Chi è il lavoratore autonomo?

In Italia, stando alle disposizioni del ns. codice civile, è possibile prestare la propria opera professionale in due modi: a titolo di lavoratore dipendente oppure a titolo di lavoratore autonomo.

Ma come si presta l’attività di lavoro autonomo in Italia?

Premesso che vi sono diversi tipi di lavoratori autonomi quali, ad esempio, il lavoratore abituale con partita IVA (professionista o ditta individuale), l’amministratore d’azienda o il Collaboratore coordinato e continuativo (cd. Co.co.co.), il nostro obiettivo di oggi è di fare chiarezza sulla differenza tra il co.co.co. e il collaboratore occasionale.

Lavoratore autonomo: il CO.CO.CO

Il co.co.co. è saldamente e pacificamente disciplinato dall’art. 2 del D. Lgs. 81/2015, il cd.
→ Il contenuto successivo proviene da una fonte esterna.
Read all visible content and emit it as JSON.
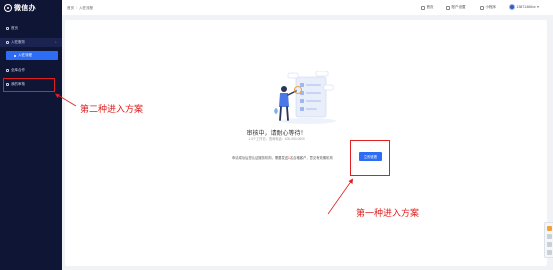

Codice dei contratti.

La disposizione fa estrema chiarezza circa i possibili utilizzi del co.co.co., come ad esempio le prestazioni rese nell’ambito di accordi collettivi nazionali o da professionisti iscritti ad un albo professionale o attività rese dall’amministratore di un’azienda

Al di fuori di queste (e altre) tipiche ipotesi e salvo alcune procedure eccezionali, quali la certificazione dei contratti di contratti di lavoro, non è possibile utilizzare la forma del co.co.co.

Chi è il collaboratore occasionale?

Il collaboratore occasionale invece è un lavoratore autonomo e la sua prestazione è disciplinata dall’art. 2.222 cc.

La differenza principale deve essere ricercata nella continuità della prestazione, la quale appunto è occasionale, dunque non ripetuta nel tempo.

Alla luce di quanto sopra, se viene superato il limite di 5.000 Euro di compenso nell’anno il collaboratore autonomo occasionale diventa un collaboratore coordinato e continuativo.
La risposta è assolutamente no.

Il limite di 5000 euro, o meglio la franchigia 5000 euro, determina soltanto l’applicazione o meno della contribuzione della gestione separata INPS; pertanto è legittimamente possibile erogare un compenso, anche di 50.000 mila euro per un collaboratore autonomo occasionale.

In conclusione non deve essere mai il corrispettivo a determinare la liceità di una collaborazione occasionale, bensì l’occasionalità stessa della prestazione, non ripetuta in più esercizi fiscali contigui tra di loro e generalmente (ma non obbligatoriamente) ricondotta, come determinato dalla prassi del ministero del lavoro, ad un massimo di 30 giorni di prestazione lavorativa in un anno con lo stesso committente.